Elegant Graffiti


CMM cropped

I’m surrounded by graffiti. There’s no escape. While I want to document it, I’m wary of praising it. This giant decal art work that appeared on the side of my neighborhood strip club, the Dancing Bare, caught my eye a couple of weeks back. It was slapped on the wall that faces the Trimet Max train tracks by an anonymous source. Most graffiti is created anonymously or it might be easier for those who create it to get in big trouble.  It occurred to me that if people needed to deface buildings it might be appreciated a bit more if it were done in an artistic manner.  This one screams art. The bearded dude is a painter holding a palette and brushes.  Artist imitating art.  It could very well be a deep statement pasted on the wall of a strip club.

Elegant graffiti est shot

When I consider the rest of the wall, I see an ad for Bud Light, bolder, letter type spray painted squiggles as well as some painted sections covering up past graffiti and I had to consider which image I could live with more because there’s no way a blank wall can exist for long in Portland without someone wanting to spray paint squiggles on it or display advertising.

I considered who the figure in the picture was. He resembled a pumped up Charlton Heston playing a combination of a Moses character who decided to retire after delivering the tablets and parting the sea to take up painting and then ended up looking more like Michelangelo. Anyone young enough to not have a feel for who Charlton Heston was, well there was a time when he had cool roles in movies like Omega Man and a couple of the old Planet of the Apes films. He shouldn’t be remembered solely as the crazy old coot who stumped for the N.R.A. talking about how we’ll have to pry the gun out of his cold dead hands before anyone messes with the 2nd amendment. Such a memory for that might also be murky. He’s been dead a while.

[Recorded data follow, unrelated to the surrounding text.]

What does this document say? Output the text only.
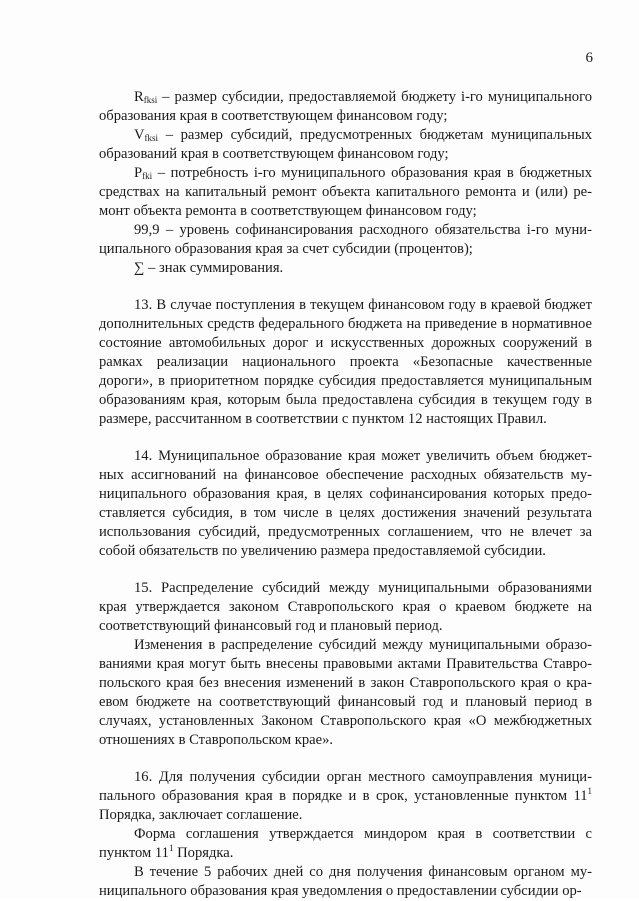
6

$R_{fksi}$ – размер субсидии, предоставляемой бюджету i-го муниципального образования края в соответствующем финансовом году;

$V_{fksi}$ – размер субсидий, предусмотренных бюджетам муниципальных образований края в соответствующем финансовом году;

$P_{fki}$ – потребность i-го муниципального образования края в бюджетных средствах на капитальный ремонт объекта капитального ремонта и (или) ремонт объекта ремонта в соответствующем финансовом году;

99,9 – уровень софинансирования расходного обязательства i-го муниципального образования края за счет субсидии (процентов);

∑ – знак суммирования.

13. В случае поступления в текущем финансовом году в краевой бюджет дополнительных средств федерального бюджета на приведение в нормативное состояние автомобильных дорог и искусственных дорожных сооружений в рамках реализации национального проекта «Безопасные качественные дороги», в приоритетном порядке субсидия предоставляется муниципальным образованиям края, которым была предоставлена субсидия в текущем году в размере, рассчитанном в соответствии с пунктом 12 настоящих Правил.

14. Муниципальное образование края может увеличить объем бюджетных ассигнований на финансовое обеспечение расходных обязательств муниципального образования края, в целях софинансирования которых предоставляется субсидия, в том числе в целях достижения значений результата использования субсидий, предусмотренных соглашением, что не влечет за собой обязательств по увеличению размера предоставляемой субсидии.

15. Распределение субсидий между муниципальными образованиями края утверждается законом Ставропольского края о краевом бюджете на соответствующий финансовый год и плановый период.

Изменения в распределение субсидий между муниципальными образованиями края могут быть внесены правовыми актами Правительства Ставропольского края без внесения изменений в закон Ставропольского края о краевом бюджете на соответствующий финансовый год и плановый период в случаях, установленных Законом Ставропольского края «О межбюджетных отношениях в Ставропольском крае».

16. Для получения субсидии орган местного самоуправления муниципального образования края в порядке и в срок, установленные пунктом $11^1$ Порядка, заключает соглашение.

Форма соглашения утверждается миндором края в соответствии с пунктом $11^1$ Порядка.

В течение 5 рабочих дней со дня получения финансовым органом муниципального образования края уведомления о предоставлении субсидии ор-
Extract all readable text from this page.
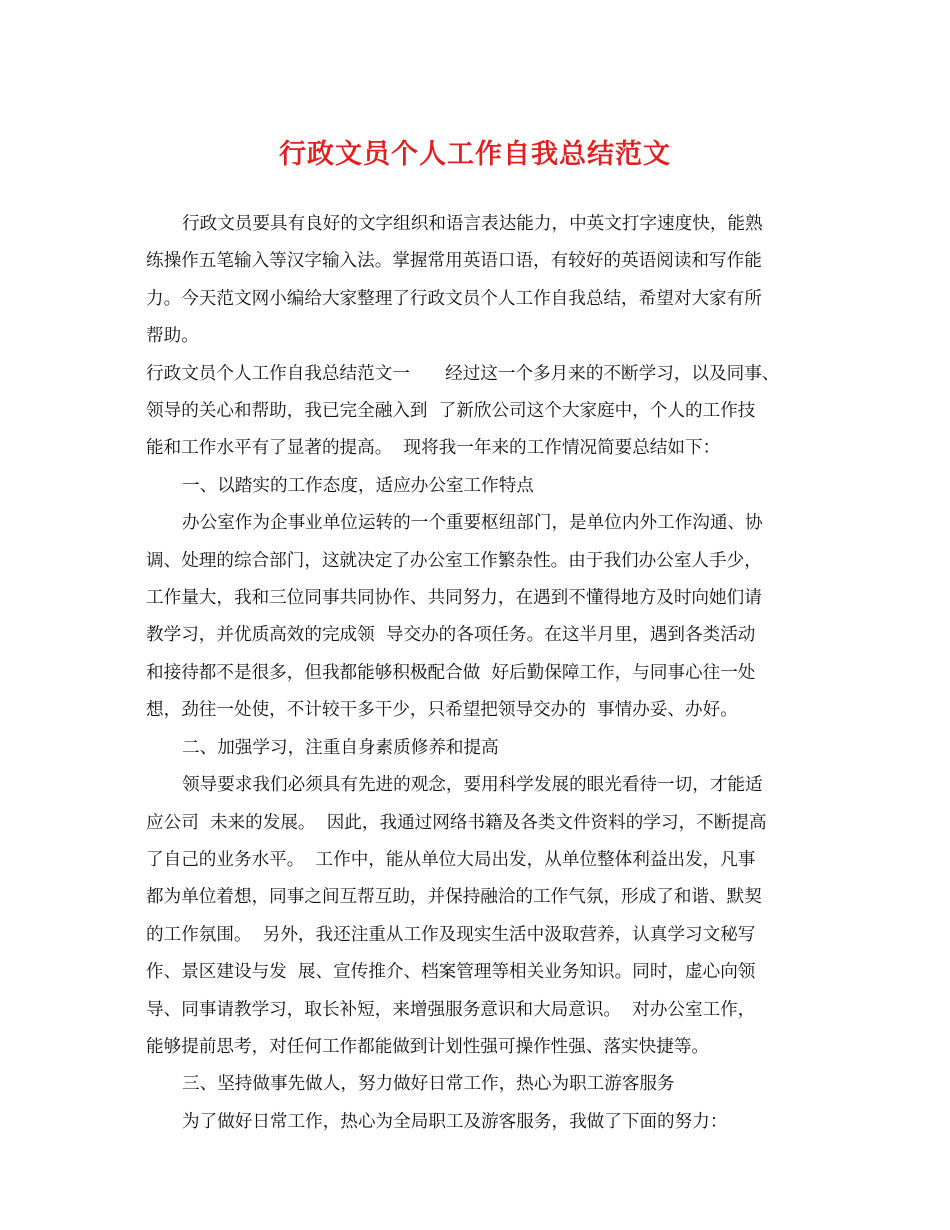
行政文员个人工作自我总结范文

行政文员要具有良好的文字组织和语言表达能力，中英文打字速度快，能熟

练操作五笔输入等汉字输入法。掌握常用英语口语，有较好的英语阅读和写作能

力。今天范文网小编给大家整理了行政文员个人工作自我总结，希望对大家有所

帮助。

行政文员个人工作自我总结范文一　　经过这一个多月来的不断学习，以及同事、

领导的关心和帮助，我已完全融入到  了新欣公司这个大家庭中，个人的工作技

能和工作水平有了显著的提高。  现将我一年来的工作情况简要总结如下：

一、以踏实的工作态度，适应办公室工作特点

办公室作为企事业单位运转的一个重要枢纽部门，是单位内外工作沟通、协

调、处理的综合部门，这就决定了办公室工作繁杂性。由于我们办公室人手少，

工作量大，我和三位同事共同协作、共同努力，在遇到不懂得地方及时向她们请

教学习，并优质高效的完成领  导交办的各项任务。在这半月里，遇到各类活动

和接待都不是很多，但我都能够积极配合做  好后勤保障工作，与同事心往一处

想，劲往一处使，不计较干多干少，只希望把领导交办的  事情办妥、办好。

二、加强学习，注重自身素质修养和提高

领导要求我们必须具有先进的观念，要用科学发展的眼光看待一切，才能适

应公司  未来的发展。  因此，我通过网络书籍及各类文件资料的学习，不断提高

了自己的业务水平。  工作中，能从单位大局出发，从单位整体利益出发，凡事

都为单位着想，同事之间互帮互助，并保持融洽的工作气氛，形成了和谐、默契

的工作氛围。  另外，我还注重从工作及现实生活中汲取营养，认真学习文秘写

作、景区建设与发  展、宣传推介、档案管理等相关业务知识。同时，虚心向领

导、同事请教学习，取长补短，来增强服务意识和大局意识。  对办公室工作，

能够提前思考，对任何工作都能做到计划性强可操作性强、落实快捷等。

三、坚持做事先做人，努力做好日常工作，热心为职工游客服务

为了做好日常工作，热心为全局职工及游客服务，我做了下面的努力：
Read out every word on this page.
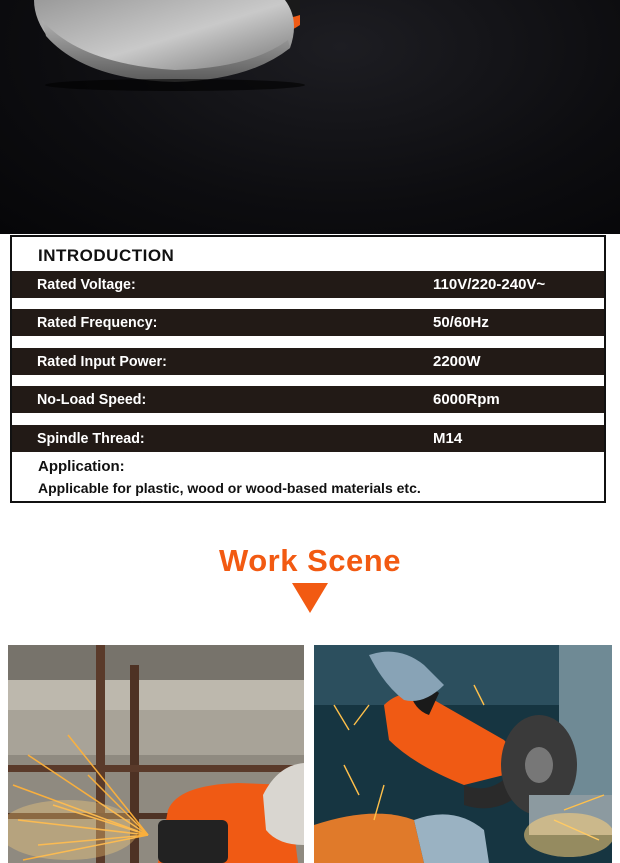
INTRODUCTION
Rated Voltage:	110V/220-240V~
Rated Frequency:	50/60Hz
Rated Input Power:	2200W
No-Load Speed:	6000Rpm
Spindle Thread:	M14
Application:
Applicable for plastic, wood or wood-based materials etc.
Work Scene
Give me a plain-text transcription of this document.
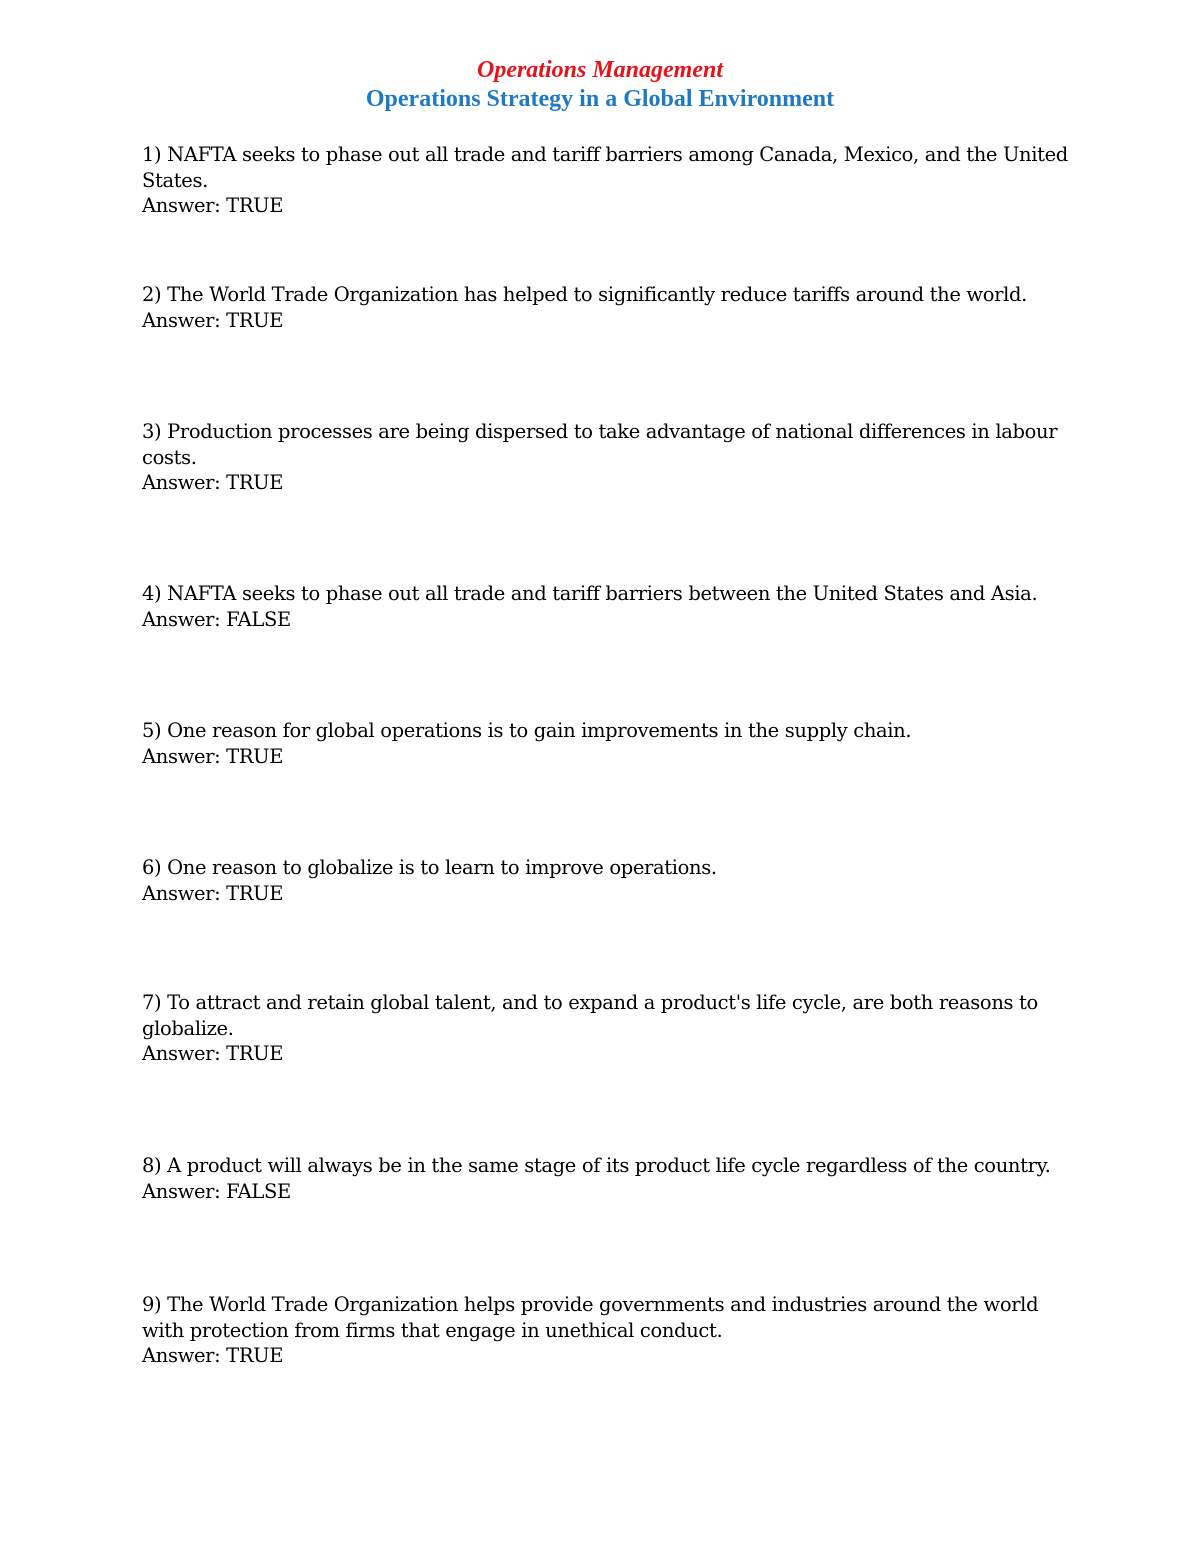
Operations Management
Operations Strategy in a Global Environment
1) NAFTA seeks to phase out all trade and tariff barriers among Canada, Mexico, and the United States.
Answer: TRUE
2) The World Trade Organization has helped to significantly reduce tariffs around the world.
Answer: TRUE
3) Production processes are being dispersed to take advantage of national differences in labour costs.
Answer: TRUE
4) NAFTA seeks to phase out all trade and tariff barriers between the United States and Asia.
Answer: FALSE
5) One reason for global operations is to gain improvements in the supply chain.
Answer: TRUE
6) One reason to globalize is to learn to improve operations.
Answer: TRUE
7) To attract and retain global talent, and to expand a product's life cycle, are both reasons to globalize.
Answer: TRUE
8) A product will always be in the same stage of its product life cycle regardless of the country.
Answer: FALSE
9) The World Trade Organization helps provide governments and industries around the world with protection from firms that engage in unethical conduct.
Answer: TRUE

There’s an endless cycle of decorating and redecorating the neighborhood. Charlton Moses Michelangelo is already in the process of being peeled off the wall. This style of graffiti might be appealing (pun intended and unintended) compared to other forms but it may be harder to remove much less paint over. And really there should be no tolerance for graffiti of any kind. Regardless of the skill level or technique it’s still vandalism. Get there early to catch the first form of this constant flux.

CMM cropped 2

My apologies to Mrs. Yuckmow (the third grade teacher of Pittsburgh Orbit blogger Will Simmons) for starting a sentence with the word “and.”